I got a question...Now i have a 68 buick riviera and i paid 350 to have a new headliner installed...Now its the bow type headliner but right before i put the car away from the summer i got stopped and the police tore my headliner down...Now i could just pay 350 again for a new one but i did install a new headliner in my 86 t top grand prix...Now i know its two different cars and the grand prix is only a half the work as the riviera...I was thinking why can i buy a 4x8 sheet of styrofoam and cut and mold it to fit the contours of the riviera roof then take it back down and add the headliner to it? Can i do it that way? And if so how do i get the styrofoam to mold to the contours of the roof? And which styrofoam is the best fit for the roof? the plain 4x8 sheet or the one with a shiny surface and thinner but feels more flexiable? it cost 12 for a 4x8 shiny sheet and 4.50 for the plain thicker sheet...


----------



## AndrewH

You can fiberglass it.
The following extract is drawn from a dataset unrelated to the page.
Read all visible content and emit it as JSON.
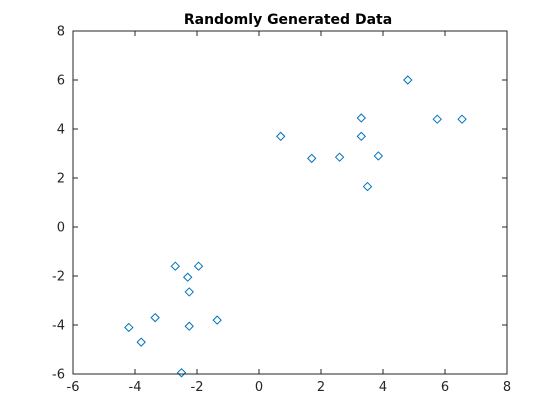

I'm sure there's another way to do it,but I dont think a styrofoam product is the answer..


----------



## LacN_Thru

> _Originally posted by powerballs_@Jan 17 2011, 02:27 PM~19620883
> *I got a question...Now i have a 68 buick riviera and i paid 350 to have a new headliner installed...Now its the bow type headliner but right before i put the car away from the summer i got stopped and the police tore my headliner down...Now i could just pay 350 again for a new one but i did install a new headliner in my 86 t top grand prix...Now i know its two different cars and the grand prix is only a half the work as the riviera...I was thinking why can i buy a 4x8 sheet of styrofoam and cut and mold it to fit the contours of the riviera roof then take it back down and add the headliner to it? Can i do it that way? And if so how do i get the styrofoam to mold to the contours of the roof? And which styrofoam is the best fit for the roof? the plain 4x8 sheet or the one with a shiny surface and thinner but feels more flexiable? it cost 12 for a 4x8 shiny sheet and 4.50 for the plain thicker sheet...
> *


Get it done right, styrofoam would be an absolute nightmare and it'll still probably end up looking horrible.


----------



## rpease85

There are a lot of different ways.i would put the bows in place and get what the call visor board and glue it together piece by piece till its about 4-5 layers thick. then it done right it can be removed in one piece covers and glued into place or trims made to hold it up there.

or i could do it if u wanted to come to illinois lol


----------



## rpease85

should of told you this you can skip sanding the visor board cover it in landau top foam sand that smooth and its another layer holding it all together before you cover it over. I've fiberglassed over that before or covered leather right onto headliner


----------